Grease was first performed in 1971 in the original Kingston Mines nightclub in Chicago (since demolished). From there, it has been successful on both stage and screen, but the content has been diluted and its teenage characters have become less Chicago habitués (the characters' Polish-American backgrounds in particular are ignored with last names often changed, although two Italian-American characters are left identifiably ethnic) and more generic. At the time that it closed in 1980, Grease's 3,388-performance run was the longest yet in Broadway history, although it was surpassed by A Chorus Line on September 29, 1983. It went on to become a West End hit, a successful feature film, two popular Broadway revivals in 1994 and 2007, and a staple of regional theatre, summer stock, community theatre, and high school and middle school drama groups. It remains Broadway's 15th longest-running show.

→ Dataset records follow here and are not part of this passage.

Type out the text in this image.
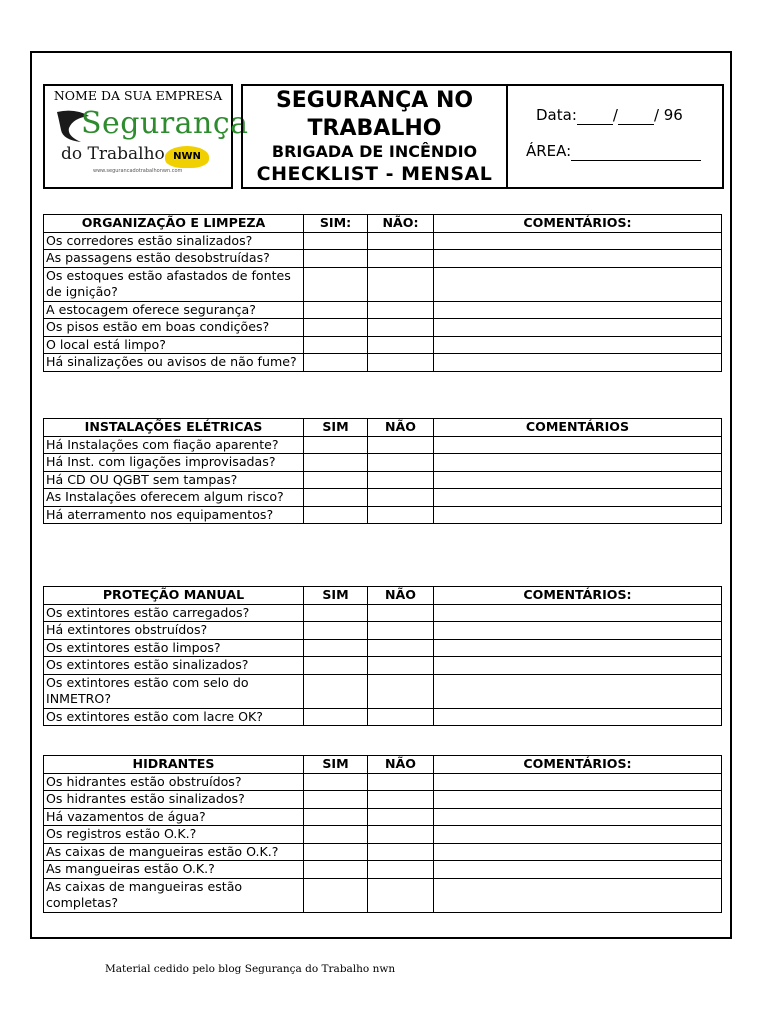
NOME DA SUA EMPRESA
Segurança
do Trabalho NWN
www.segurancadotrabalhonwn.com
SEGURANÇA NO
TRABALHO
BRIGADA DE INCÊNDIO
CHECKLIST - MENSAL
Data: / / 96
ÁREA:
ORGANIZAÇÃO E LIMPEZA	SIM:	NÃO:	COMENTÁRIOS:
Os corredores estão sinalizados?			
As passagens estão desobstruídas?			
Os estoques estão afastados de fontes de ignição?			
A estocagem oferece segurança?			
Os pisos estão em boas condições?			
O local está limpo?			
Há sinalizações ou avisos de não fume?			
INSTALAÇÕES ELÉTRICAS	SIM	NÃO	COMENTÁRIOS
Há Instalações com fiação aparente?			
Há Inst. com ligações improvisadas?			
Há CD OU QGBT sem tampas?			
As Instalações oferecem algum risco?			
Há aterramento nos equipamentos?			
PROTEÇÃO MANUAL	SIM	NÃO	COMENTÁRIOS:
Os extintores estão carregados?			
Há extintores obstruídos?			
Os extintores estão limpos?			
Os extintores estão sinalizados?			
Os extintores estão com selo do INMETRO?			
Os extintores estão com lacre OK?			
HIDRANTES	SIM	NÃO	COMENTÁRIOS:
Os hidrantes estão obstruídos?			
Os hidrantes estão sinalizados?			
Há vazamentos de água?			
Os registros estão O.K.?			
As caixas de mangueiras estão O.K.?			
As mangueiras estão O.K.?			
As caixas de mangueiras estão completas?			
Material cedido pelo blog Segurança do Trabalho nwn
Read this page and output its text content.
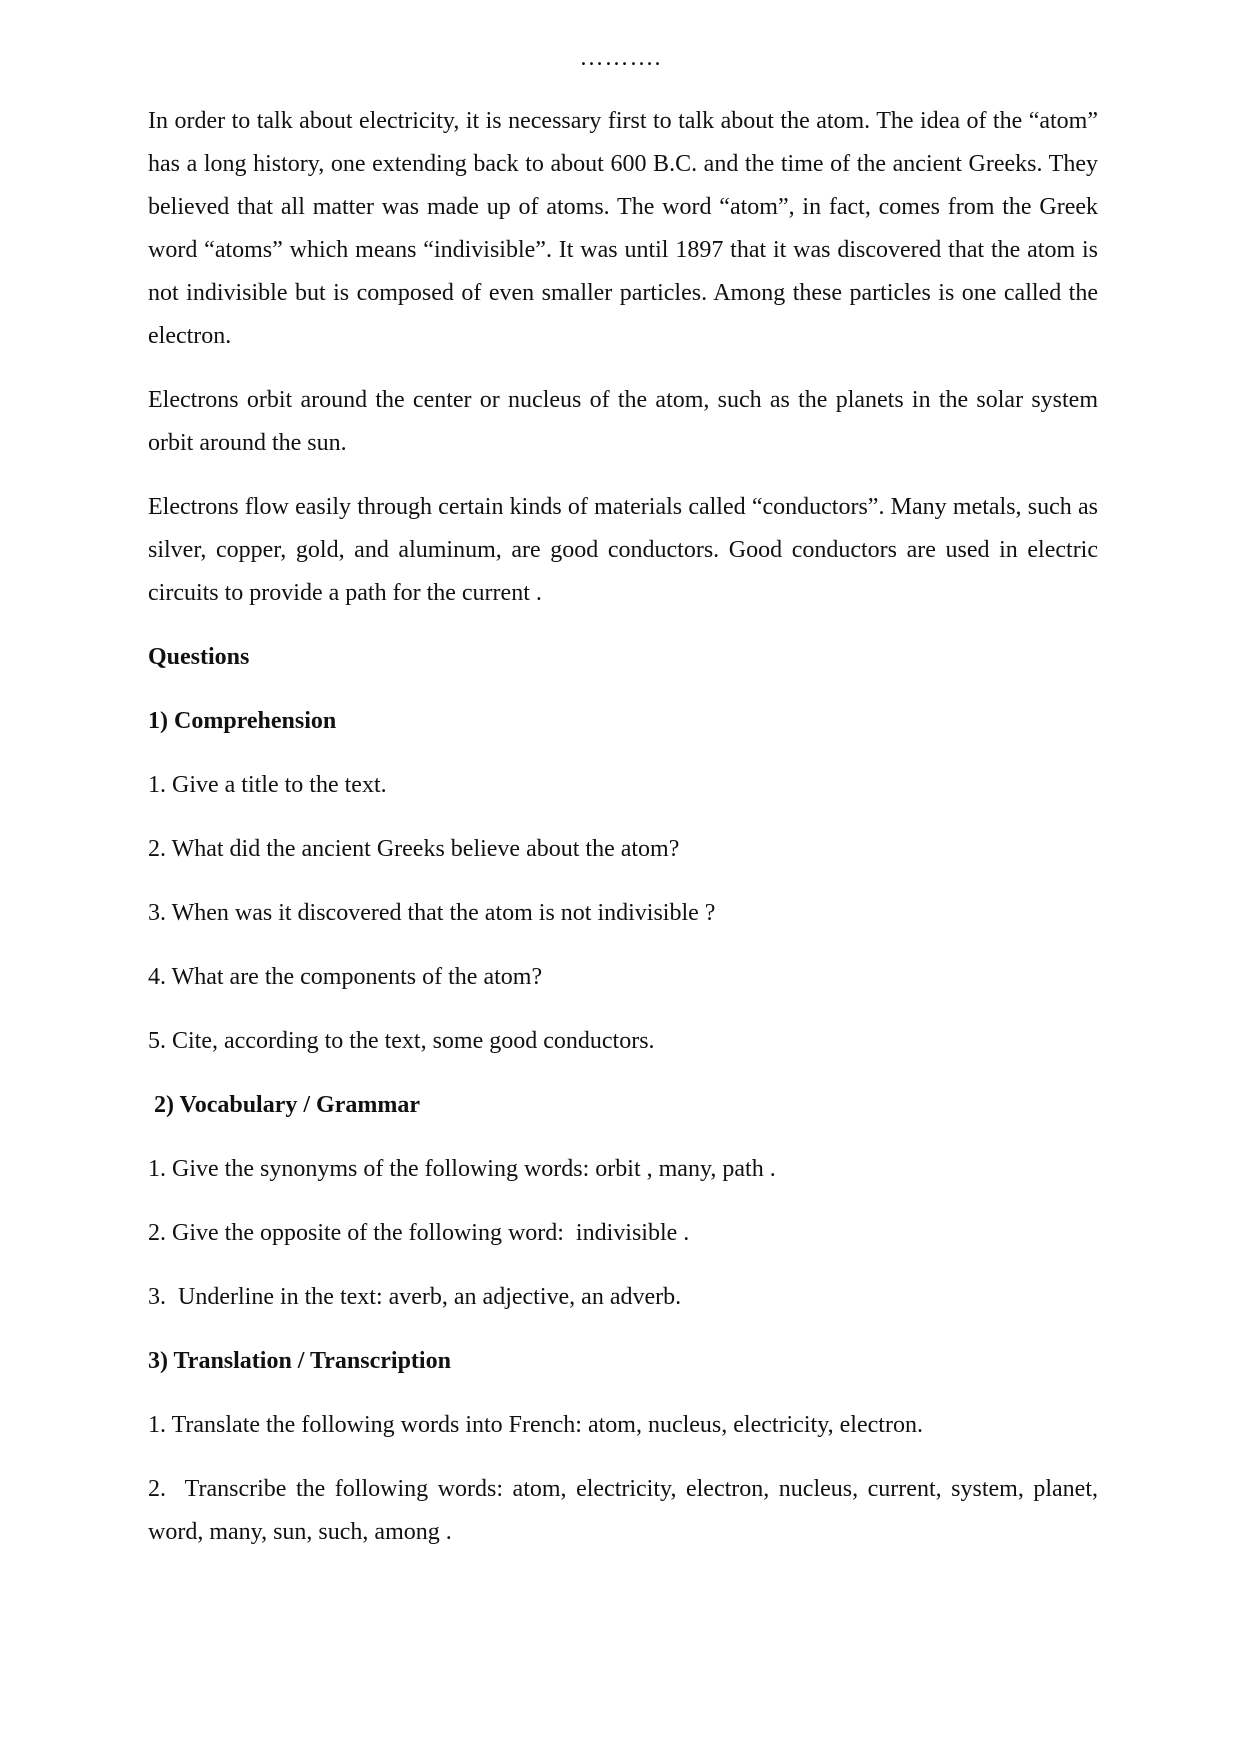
……….

In order to talk about electricity, it is necessary first to talk about the atom. The idea of the “atom” has a long history, one extending back to about 600 B.C. and the time of the ancient Greeks. They believed that all matter was made up of atoms. The word “atom”, in fact, comes from the Greek word “atoms” which means “indivisible”. It was until 1897 that it was discovered that the atom is not indivisible but is composed of even smaller particles. Among these particles is one called the electron.

Electrons orbit around the center or nucleus of the atom, such as the planets in the solar system orbit around the sun.

Electrons flow easily through certain kinds of materials called “conductors”. Many metals, such as silver, copper, gold, and aluminum, are good conductors. Good conductors are used in electric circuits to provide a path for the current .

Questions
1) Comprehension
1. Give a title to the text.
2. What did the ancient Greeks believe about the atom?
3. When was it discovered that the atom is not indivisible ?
4. What are the components of the atom?
5. Cite, according to the text, some good conductors.
2) Vocabulary / Grammar
1. Give the synonyms of the following words: orbit , many, path .
2. Give the opposite of the following word:  indivisible .
3.  Underline in the text: averb, an adjective, an adverb.
3) Translation / Transcription
1. Translate the following words into French: atom, nucleus, electricity, electron.
2.  Transcribe the following words: atom, electricity, electron, nucleus, current, system, planet, word, many, sun, such, among .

Grease was adapted in 1978 as a feature film also named Grease, which removed some plot elements, characters and songs while adding new songs and elaborating on some plot elements only alluded to in the musical. Some of these revisions have been incorporated into revivals of the musical (John Farrar, who wrote two of the new songs, is credited alongside Jacobs and Casey for the music in these productions).